Be interesting to compare and contrast home lending behavior, defaults and bank / government agency losses to, say, Australia, where home loans are recourse loans. If a wealthy individual did what is talked about here, the bankruptcy judge would review their lifestyle and sell everything but the cheap furniture, one car, tools they use in their trade, un-enroll the family from the "medigap"-like private plan for the well-to-do ("you’ll use the public ward like the rest of us"), deny them funds to send their children to private school, and garnishee everything but the basics until the note was paid in full. And they tend to publicize these cases to discourage future speculative behavior (beyond the individual’s ability to bear the loss).

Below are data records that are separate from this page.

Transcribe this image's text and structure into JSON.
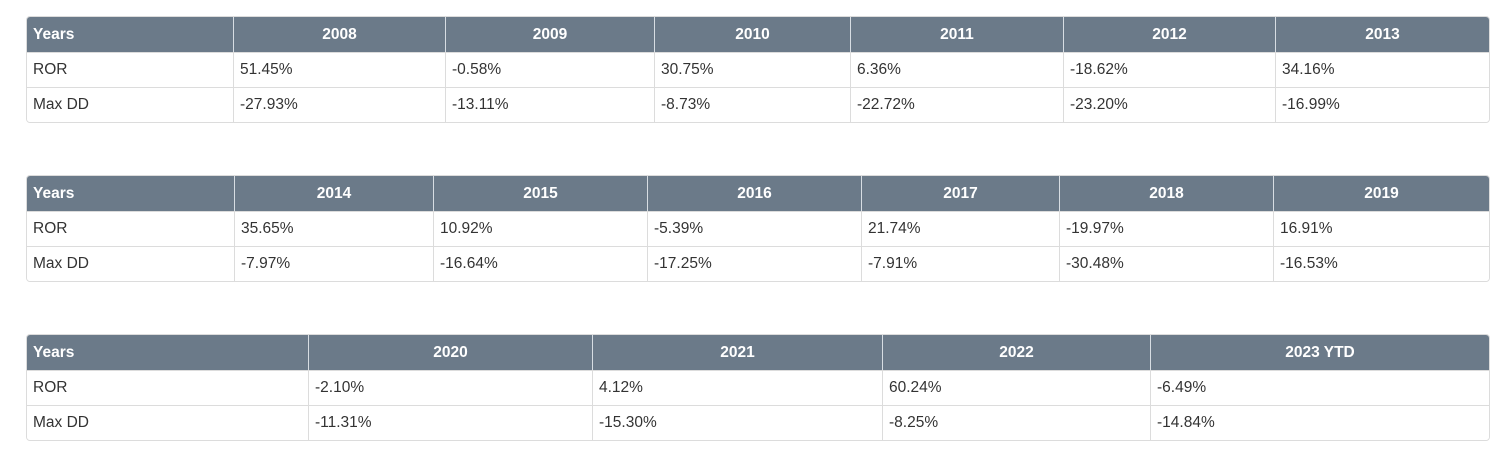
{
  "tables": [
    {
      "label_header": "Years",
      "years": [
        "2008",
        "2009",
        "2010",
        "2011",
        "2012",
        "2013"
      ],
      "rows": [
        {
          "label": "ROR",
          "values": [
            "51.45%",
            "-0.58%",
            "30.75%",
            "6.36%",
            "-18.62%",
            "34.16%"
          ]
        },
        {
          "label": "Max DD",
          "values": [
            "-27.93%",
            "-13.11%",
            "-8.73%",
            "-22.72%",
            "-23.20%",
            "-16.99%"
          ]
        }
      ]
    },
    {
      "label_header": "Years",
      "years": [
        "2014",
        "2015",
        "2016",
        "2017",
        "2018",
        "2019"
      ],
      "rows": [
        {
          "label": "ROR",
          "values": [
            "35.65%",
            "10.92%",
            "-5.39%",
            "21.74%",
            "-19.97%",
            "16.91%"
          ]
        },
        {
          "label": "Max DD",
          "values": [
            "-7.97%",
            "-16.64%",
            "-17.25%",
            "-7.91%",
            "-30.48%",
            "-16.53%"
          ]
        }
      ]
    },
    {
      "label_header": "Years",
      "years": [
        "2020",
        "2021",
        "2022",
        "2023 YTD"
      ],
      "rows": [
        {
          "label": "ROR",
          "values": [
            "-2.10%",
            "4.12%",
            "60.24%",
            "-6.49%"
          ]
        },
        {
          "label": "Max DD",
          "values": [
            "-11.31%",
            "-15.30%",
            "-8.25%",
            "-14.84%"
          ]
        }
      ]
    }
  ]
}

The only notes the bank struggles with are entry-level homes made to the "poor deserving" who obtained some welfare underwriting and then had a personal disaster, breadwinner dying or dead, etc. And since home values didn’t plunge (because the government controls number of new home permits) the actual loss to the banks is minimal (home quickly resells). I’ve had reasons to visit with some of the bankers in Western Australia and they tell me that their collateralized mortgage obligations are still selling like hotcakes, demanding a premium on the world.
It seems that when we protect the borrower from taking a haircut, little good results. What’s the inverse of regulation? Out of control acceleration? Seems regulators/regulation need not all be of the “slow down” variety.